Ainsi, comparées aux liposomes, les vésicules chargées d’agents actifs obtenues selon les procédés de la présente invention peuvent constituer une alternative très avantageuse tant du point de vue des propriétés de pharmacodynamie que de l’efficacité du traitement réalisé. Les liposomes sont connus pour la vectorisation de diverses biomolécules telles que des enzymes, hormones, oligonucléotides antisens, ribozymes, protéines ou

peptides ADN, molécules anticancéreuses (Farjadian et al. 2018).

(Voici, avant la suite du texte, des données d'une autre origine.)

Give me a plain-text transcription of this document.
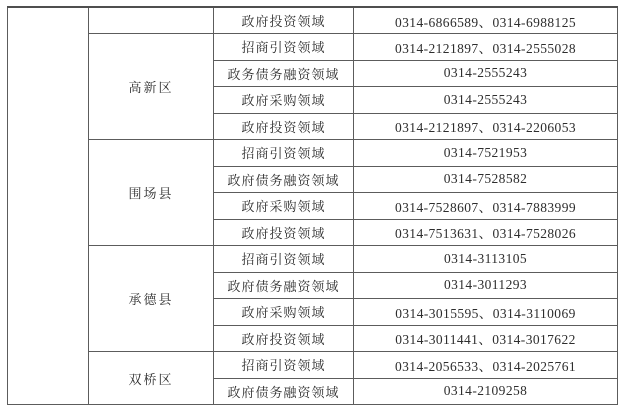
		政府投资领域	0314-6866589、0314-6988125
	高新区	招商引资领域	0314-2121897、0314-2555028
		政务债务融资领域	0314-2555243
		政府采购领域	0314-2555243
		政府投资领域	0314-2121897、0314-2206053
	围场县	招商引资领域	0314-7521953
		政府债务融资领域	0314-7528582
		政府采购领域	0314-7528607、0314-7883999
		政府投资领域	0314-7513631、0314-7528026
	承德县	招商引资领域	0314-3113105
		政府债务融资领域	0314-3011293
		政府采购领域	0314-3015595、0314-3110069
		政府投资领域	0314-3011441、0314-3017622
	双桥区	招商引资领域	0314-2056533、0314-2025761
		政府债务融资领域	0314-2109258
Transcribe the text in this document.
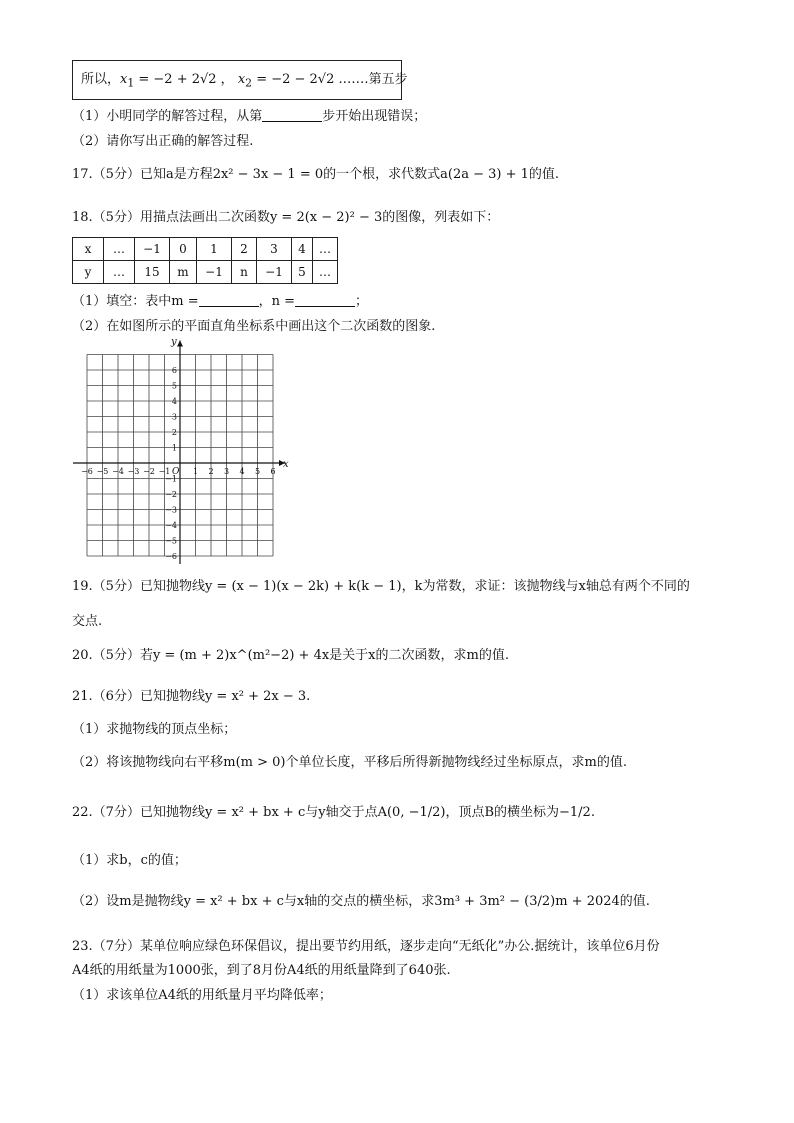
所以，$x_1 = -2 + 2√2$ ， $x_2 = -2 - 2√2$ .……第五步
（1）小明同学的解答过程，从第	步开始出现错误；
（2）请你写出正确的解答过程.
17.（5分）已知a是方程2x² − 3x − 1 = 0的一个根，求代数式a(2a − 3) + 1的值.
18.（5分）用描点法画出二次函数y = 2(x − 2)² − 3的图像，列表如下：
x	…	−1	0	1	2	3	4	…
y	…	15	m	−1	n	−1	5	…
（1）填空：表中m =	，n =	；
（2）在如图所示的平面直角坐标系中画出这个二次函数的图象.
x
y
O
−6
−6
−5
−5
−4
−4
−3
−3
−2
−2
−1
−1
1
1
2
2
3
3
4
4
5
5
6
6
19.（5分）已知抛物线y = (x − 1)(x − 2k) + k(k − 1)，k为常数，求证：该抛物线与x轴总有两个不同的
交点.
20.（5分）若y = (m + 2)x^(m²−2) + 4x是关于x的二次函数，求m的值.
21.（6分）已知抛物线y = x² + 2x − 3.
（1）求抛物线的顶点坐标；
（2）将该抛物线向右平移m(m > 0)个单位长度，平移后所得新抛物线经过坐标原点，求m的值.
22.（7分）已知抛物线y = x² + bx + c与y轴交于点A(0, −1/2)，顶点B的横坐标为−1/2.
（1）求b，c的值；
（2）设m是抛物线y = x² + bx + c与x轴的交点的横坐标，求3m³ + 3m² − (3/2)m + 2024的值.
23.（7分）某单位响应绿色环保倡议，提出要节约用纸，逐步走向“无纸化”办公.据统计，该单位6月份
A4纸的用纸量为1000张，到了8月份A4纸的用纸量降到了640张.
（1）求该单位A4纸的用纸量月平均降低率；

De telles molécules peuvent donc avantageusement être vectorisées par les vésicules chargées selon le procédé de l’invention à l’instar de la mTHPC. En effet, des agents actifs dans des formulations lipidiques font l’objet d’autorisation de mise sur le marché par les autorités de santé, par exemple :

- l’amphotéricine B (AmBisome®, autorisé dans le traitement des infections fongiques),

- la daunorubicine (Daunoxome®, autorisé dans le traitement du sarcome de Kaposi cutanéomuqueux extensif ou viscéral),

- l’irinotécan (Onivyde® autorisé dans le traitement des adénocarcinomes),

- la vincristine (Marqibo® autorisé dans le traitement leucémie aigüe lymphoblastique Phi négatif ou du lymphome lymphoblastique),

- la cytarabine (DepoCyte®, autorisé dans le traitement de la méningite lymphomateuse).

Un objet particulier de l’invention est donc un procédé de production de vésicules extracellulaires chargées par l’une de ces molécules et tel que décrit dans la présente demande dans l’un quelconque de ses modes de réalisation. Les vésicules ou cellules avantageusement chargées par ces agents par ledit procédé constituent également des objets de la présente invention. Un objet particulier est un procédé de chargement selon l’invention, une vésicule extracellulaire ou une cellule chargée selon ce procédé, caractérisé en ce que l’agent thérapeutique utilisé dans ce procédé et chargé dans les vésicules et/ou cellules productrices, est sélectionné parmi la témoporfine, l’amphotéricine B, la daunorubicine, l’irinotécan, la vincristine et la cytarabine.